Does Pandemic Mandated Closing Excuse Payment of Commercial Lease Rent? Court Rejects Defenses of Impossibility/Frustration of Performance

This was originally posted on the SGR Blog.

BKNY1, Inc. (tenant) operated the 132 Lounge on Montague Street in Brooklyn. 132 Capulet Holdings, LLC (landlord) sought an order vacating the Yellowstone injunction in favor of BKNY1 on the grounds that BKNY1 failed to pay rent for the months of April and May 2020.

The Yellowstone injunction was predicated on BKNY1’s representation, made on the record at a hearing, that it had paid (and would continue paying) rent. But BKNY1 failed to pay rent for the months of April and May 2020- claiming that the mandatory closure of BKNY1’s restaurant business during those months by Executive Order No. 202.3 relieved it of the contractual obligation to pay rent. BKNY1 had failed to cite — and the Court’s own review did not uncover — any provision of the lease excusing it from timely and fully paying its rent during (and notwithstanding) the state-mandated closure of its business.

Notably, neither BKNY1’s president nor its counsel demonstrated, by competent evidence, such as financial documentation or an affidavit by its accountant with supporting evidence, that BKNY1 was unable to pay the April and May 2020 rent.

The common-law doctrine of frustration of purpose was inapplicable under the circumstances. To invoke that doctrine, the frustrated purpose must be so completely the basis of the contract that, as both parties understood, without it, the transaction would have made little sense. The doctrine applies when a change in circumstances makes one party’s performance virtually worthless to the other, frustrating its purpose in making the contract.

But frustration occasioned by financial hardship did not excuse performance of the contract. The initial term of the lease was for approximately nine years (Nov. 2012 to Sept. 2021). So a temporary closure of BKNY1’s business for two months (April and May 2020) in the penultimate year of its initial term did not frustrate its overall purpose.

And the doctrine of impossibility of performance was not available to BKNY1. Generally, once a party to a contract has made a promise that party must perform or respond in damages for its failure, even when unforeseen circumstances make performance burdensome. Absent an express contingency clause in the agreement allowing a party to escape performance under certain specified circumstances, compliance is required.

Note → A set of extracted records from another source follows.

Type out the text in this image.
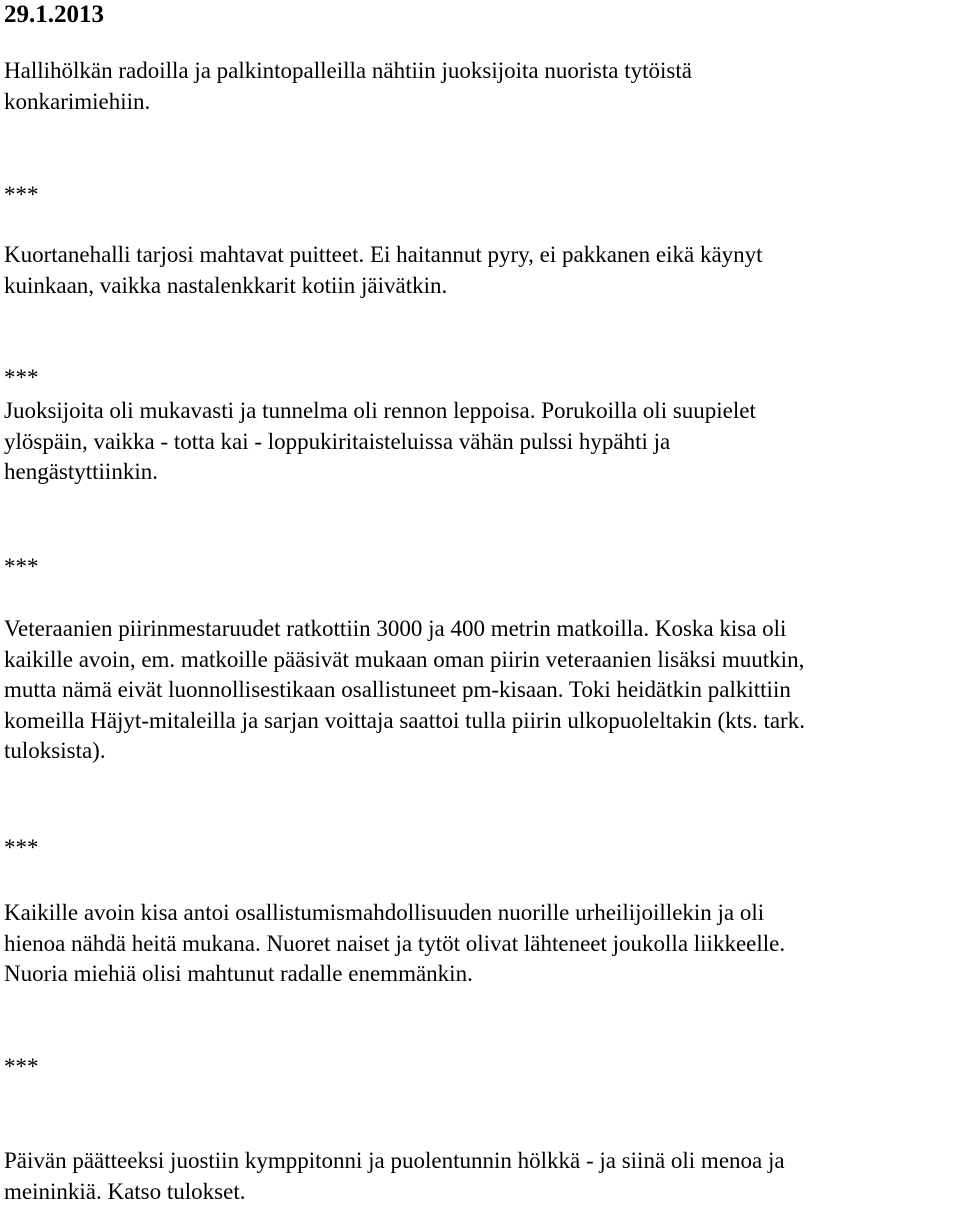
29.1.2013

Hallihölkän radoilla ja palkintopalleilla nähtiin juoksijoita nuorista tytöistä
konkarimiehiin.

***

Kuortanehalli tarjosi mahtavat puitteet. Ei haitannut pyry, ei pakkanen eikä käynyt
kuinkaan, vaikka nastalenkkarit kotiin jäivätkin.

***

Juoksijoita oli mukavasti ja tunnelma oli rennon leppoisa. Porukoilla oli suupielet
ylöspäin, vaikka - totta kai - loppukiritaisteluissa vähän pulssi hypähti ja
hengästyttiinkin.

***

Veteraanien piirinmestaruudet ratkottiin 3000 ja 400 metrin matkoilla. Koska kisa oli
kaikille avoin, em. matkoille pääsivät mukaan oman piirin veteraanien lisäksi muutkin,
mutta nämä eivät luonnollisestikaan osallistuneet pm-kisaan. Toki heidätkin palkittiin
komeilla Häjyt-mitaleilla ja sarjan voittaja saattoi tulla piirin ulkopuoleltakin (kts. tark.
tuloksista).

***

Kaikille avoin kisa antoi osallistumismahdollisuuden nuorille urheilijoillekin ja oli
hienoa nähdä heitä mukana. Nuoret naiset ja tytöt olivat lähteneet joukolla liikkeelle.
Nuoria miehiä olisi mahtunut radalle enemmänkin.

***

Päivän päätteeksi juostiin kymppitonni ja puolentunnin hölkkä - ja siinä oli menoa ja
meininkiä. Katso tulokset.
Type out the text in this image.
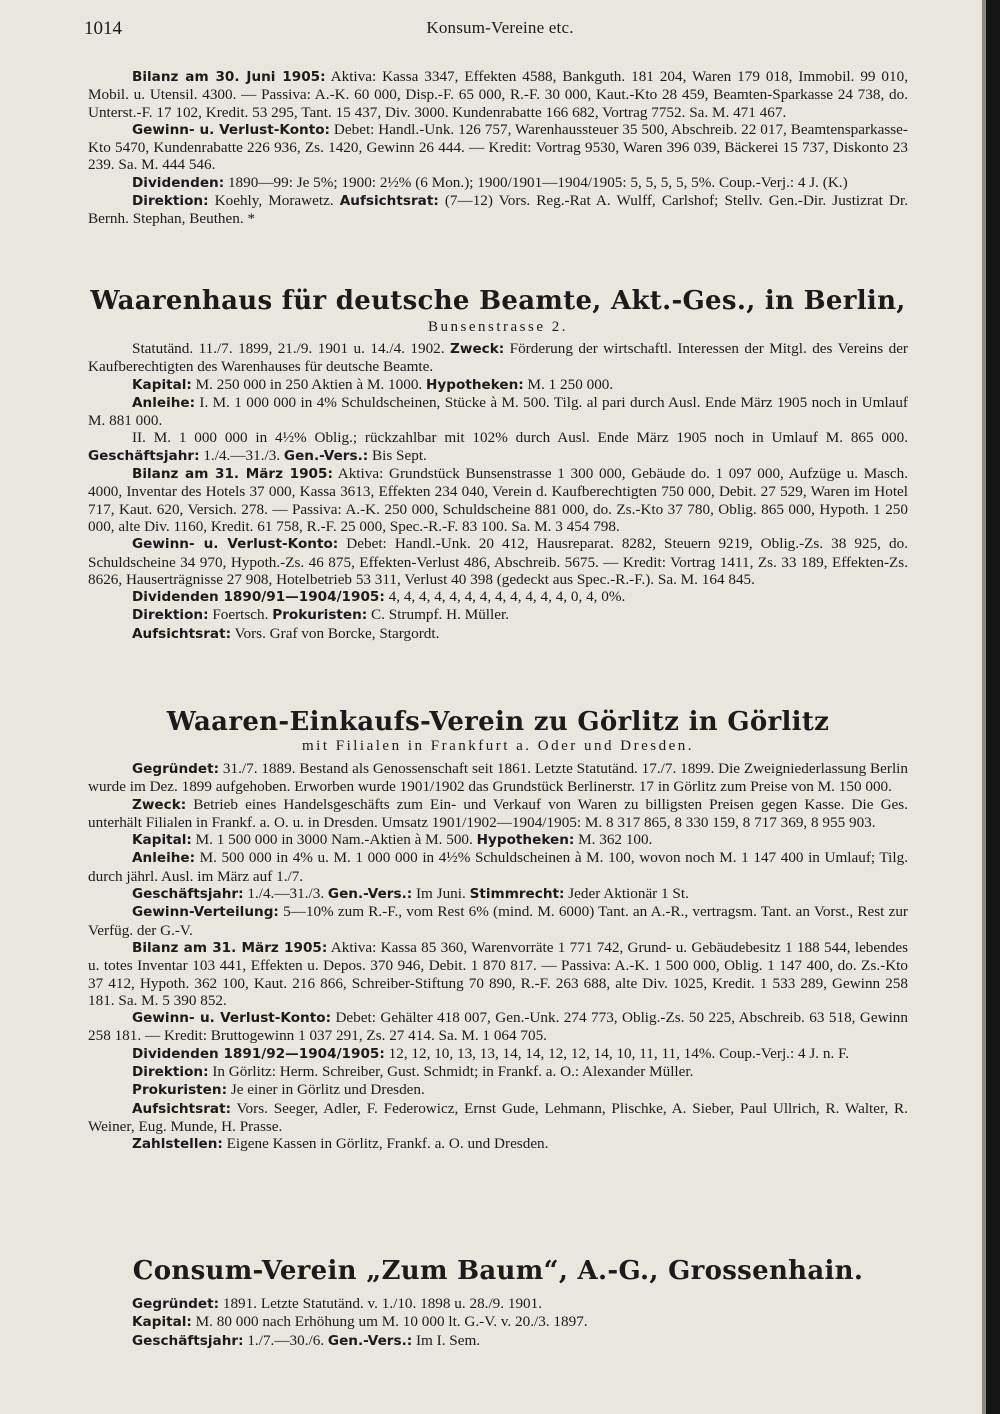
1014	Konsum-Vereine etc.

Bilanz am 30. Juni 1905: Aktiva: Kassa 3347, Effekten 4588, Bankguth. 181 204, Waren 179 018, Immobil. 99 010, Mobil. u. Utensil. 4300. — Passiva: A.-K. 60 000, Disp.-F. 65 000, R.-F. 30 000, Kaut.-Kto 28 459, Beamten-Sparkasse 24 738, do. Unterst.-F. 17 102, Kredit. 53 295, Tant. 15 437, Div. 3000. Kundenrabatte 166 682, Vortrag 7752. Sa. M. 471 467.

Gewinn- u. Verlust-Konto: Debet: Handl.-Unk. 126 757, Warenhaussteuer 35 500, Abschreib. 22 017, Beamtensparkasse-Kto 5470, Kundenrabatte 226 936, Zs. 1420, Gewinn 26 444. — Kredit: Vortrag 9530, Waren 396 039, Bäckerei 15 737, Diskonto 23 239. Sa. M. 444 546.

Dividenden: 1890—99: Je 5%; 1900: 2½% (6 Mon.); 1900/1901—1904/1905: 5, 5, 5, 5, 5%. Coup.-Verj.: 4 J. (K.)

Direktion: Koehly, Morawetz. Aufsichtsrat: (7—12) Vors. Reg.-Rat A. Wulff, Carlshof; Stellv. Gen.-Dir. Justizrat Dr. Bernh. Stephan, Beuthen. *

Waarenhaus für deutsche Beamte, Akt.-Ges., in Berlin,
Bunsenstrasse 2.

Statutänd. 11./7. 1899, 21./9. 1901 u. 14./4. 1902. Zweck: Förderung der wirtschaftl. Interessen der Mitgl. des Vereins der Kaufberechtigten des Warenhauses für deutsche Beamte.

Kapital: M. 250 000 in 250 Aktien à M. 1000. Hypotheken: M. 1 250 000.

Anleihe: I. M. 1 000 000 in 4% Schuldscheinen, Stücke à M. 500. Tilg. al pari durch Ausl. Ende März 1905 noch in Umlauf M. 881 000.

II. M. 1 000 000 in 4½% Oblig.; rückzahlbar mit 102% durch Ausl. Ende März 1905 noch in Umlauf M. 865 000. Geschäftsjahr: 1./4.—31./3. Gen.-Vers.: Bis Sept.

Bilanz am 31. März 1905: Aktiva: Grundstück Bunsenstrasse 1 300 000, Gebäude do. 1 097 000, Aufzüge u. Masch. 4000, Inventar des Hotels 37 000, Kassa 3613, Effekten 234 040, Verein d. Kaufberechtigten 750 000, Debit. 27 529, Waren im Hotel 717, Kaut. 620, Versich. 278. — Passiva: A.-K. 250 000, Schuldscheine 881 000, do. Zs.-Kto 37 780, Oblig. 865 000, Hypoth. 1 250 000, alte Div. 1160, Kredit. 61 758, R.-F. 25 000, Spec.-R.-F. 83 100. Sa. M. 3 454 798.

Gewinn- u. Verlust-Konto: Debet: Handl.-Unk. 20 412, Hausreparat. 8282, Steuern 9219, Oblig.-Zs. 38 925, do. Schuldscheine 34 970, Hypoth.-Zs. 46 875, Effekten-Verlust 486, Abschreib. 5675. — Kredit: Vortrag 1411, Zs. 33 189, Effekten-Zs. 8626, Hauserträgnisse 27 908, Hotelbetrieb 53 311, Verlust 40 398 (gedeckt aus Spec.-R.-F.). Sa. M. 164 845.

Dividenden 1890/91—1904/1905: 4, 4, 4, 4, 4, 4, 4, 4, 4, 4, 4, 4, 0, 4, 0%.

Direktion: Foertsch. Prokuristen: C. Strumpf. H. Müller.

Aufsichtsrat: Vors. Graf von Borcke, Stargordt.

Waaren-Einkaufs-Verein zu Görlitz in Görlitz
mit Filialen in Frankfurt a. Oder und Dresden.

Gegründet: 31./7. 1889. Bestand als Genossenschaft seit 1861. Letzte Statutänd. 17./7. 1899. Die Zweigniederlassung Berlin wurde im Dez. 1899 aufgehoben. Erworben wurde 1901/1902 das Grundstück Berlinerstr. 17 in Görlitz zum Preise von M. 150 000.

Zweck: Betrieb eines Handelsgeschäfts zum Ein- und Verkauf von Waren zu billigsten Preisen gegen Kasse. Die Ges. unterhält Filialen in Frankf. a. O. u. in Dresden. Umsatz 1901/1902—1904/1905: M. 8 317 865, 8 330 159, 8 717 369, 8 955 903.

Kapital: M. 1 500 000 in 3000 Nam.-Aktien à M. 500. Hypotheken: M. 362 100.

Anleihe: M. 500 000 in 4% u. M. 1 000 000 in 4½% Schuldscheinen à M. 100, wovon noch M. 1 147 400 in Umlauf; Tilg. durch jährl. Ausl. im März auf 1./7.

Geschäftsjahr: 1./4.—31./3. Gen.-Vers.: Im Juni. Stimmrecht: Jeder Aktionär 1 St.

Gewinn-Verteilung: 5—10% zum R.-F., vom Rest 6% (mind. M. 6000) Tant. an A.-R., vertragsm. Tant. an Vorst., Rest zur Verfüg. der G.-V.

Bilanz am 31. März 1905: Aktiva: Kassa 85 360, Warenvorräte 1 771 742, Grund- u. Gebäudebesitz 1 188 544, lebendes u. totes Inventar 103 441, Effekten u. Depos. 370 946, Debit. 1 870 817. — Passiva: A.-K. 1 500 000, Oblig. 1 147 400, do. Zs.-Kto 37 412, Hypoth. 362 100, Kaut. 216 866, Schreiber-Stiftung 70 890, R.-F. 263 688, alte Div. 1025, Kredit. 1 533 289, Gewinn 258 181. Sa. M. 5 390 852.

Gewinn- u. Verlust-Konto: Debet: Gehälter 418 007, Gen.-Unk. 274 773, Oblig.-Zs. 50 225, Abschreib. 63 518, Gewinn 258 181. — Kredit: Bruttogewinn 1 037 291, Zs. 27 414. Sa. M. 1 064 705.

Dividenden 1891/92—1904/1905: 12, 12, 10, 13, 13, 14, 14, 12, 12, 14, 10, 11, 11, 14%. Coup.-Verj.: 4 J. n. F.

Direktion: In Görlitz: Herm. Schreiber, Gust. Schmidt; in Frankf. a. O.: Alexander Müller.

Prokuristen: Je einer in Görlitz und Dresden.

Aufsichtsrat: Vors. Seeger, Adler, F. Federowicz, Ernst Gude, Lehmann, Plischke, A. Sieber, Paul Ullrich, R. Walter, R. Weiner, Eug. Munde, H. Prasse.

Zahlstellen: Eigene Kassen in Görlitz, Frankf. a. O. und Dresden.

Consum-Verein „Zum Baum“, A.-G., Grossenhain.

Gegründet: 1891. Letzte Statutänd. v. 1./10. 1898 u. 28./9. 1901.

Kapital: M. 80 000 nach Erhöhung um M. 10 000 lt. G.-V. v. 20./3. 1897.

Geschäftsjahr: 1./7.—30./6. Gen.-Vers.: Im I. Sem.
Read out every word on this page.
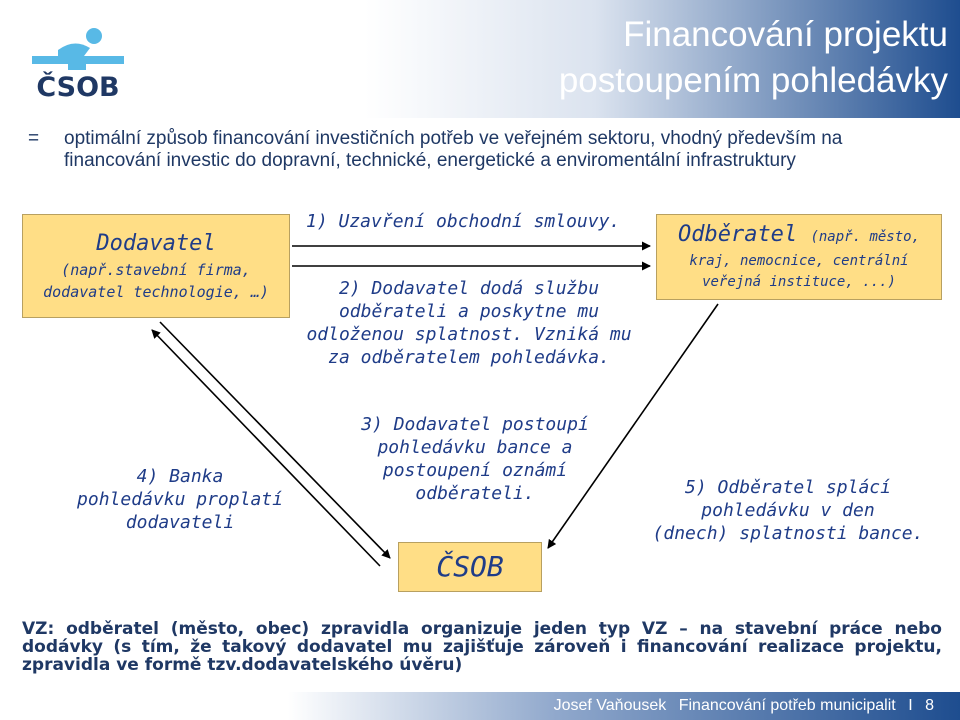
ČSOB
Financování projektu
postoupením pohledávky
=	optimální způsob financování investičních potřeb ve veřejném sektoru, vhodný především na financování investic do dopravní, technické, energetické a enviromentální infrastruktury
Dodavatel
(např.stavební firma,
dodavatel technologie, …)
Odběratel (např. město,
kraj, nemocnice, centrální
veřejná instituce, ...)
1) Uzavření obchodní smlouvy.
2) Dodavatel dodá službu
odběrateli a poskytne mu
odloženou splatnost. Vzniká mu
za odběratelem pohledávka.
3) Dodavatel postoupí
pohledávku bance a
postoupení oznámí
odběrateli.
4) Banka
pohledávku proplatí
dodavateli
5) Odběratel splácí
pohledávku v den
(dnech) splatnosti bance.
ČSOB
VZ: odběratel (město, obec) zpravidla organizuje jeden typ VZ – na stavební práce nebo dodávky (s tím, že takový dodavatel mu zajišťuje zároveň i financování realizace projektu, zpravidla ve formě tzv.dodavatelského úvěru)
Josef Vaňousek Financování potřeb municipalit I 8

Nothing in the lease permitted termination or suspension of BKNY1’s obligation to pay rent in the event of the issuance of a governmental order restricting the use of the lounge. To the contrary, the lease specifically provided that the obligation to pay rent “shall in no wise be affected, impaired or excused because [landlord] is unable to fulfill any of its obligations under this lease … by reason of … government preemption or restrictions”, which was the case here. Accordingly, Capulet’s motion for an order vacating the Yellowstone injunction on account of BKNY1’s failure to pay rent for the months of April and May 2020 was granted.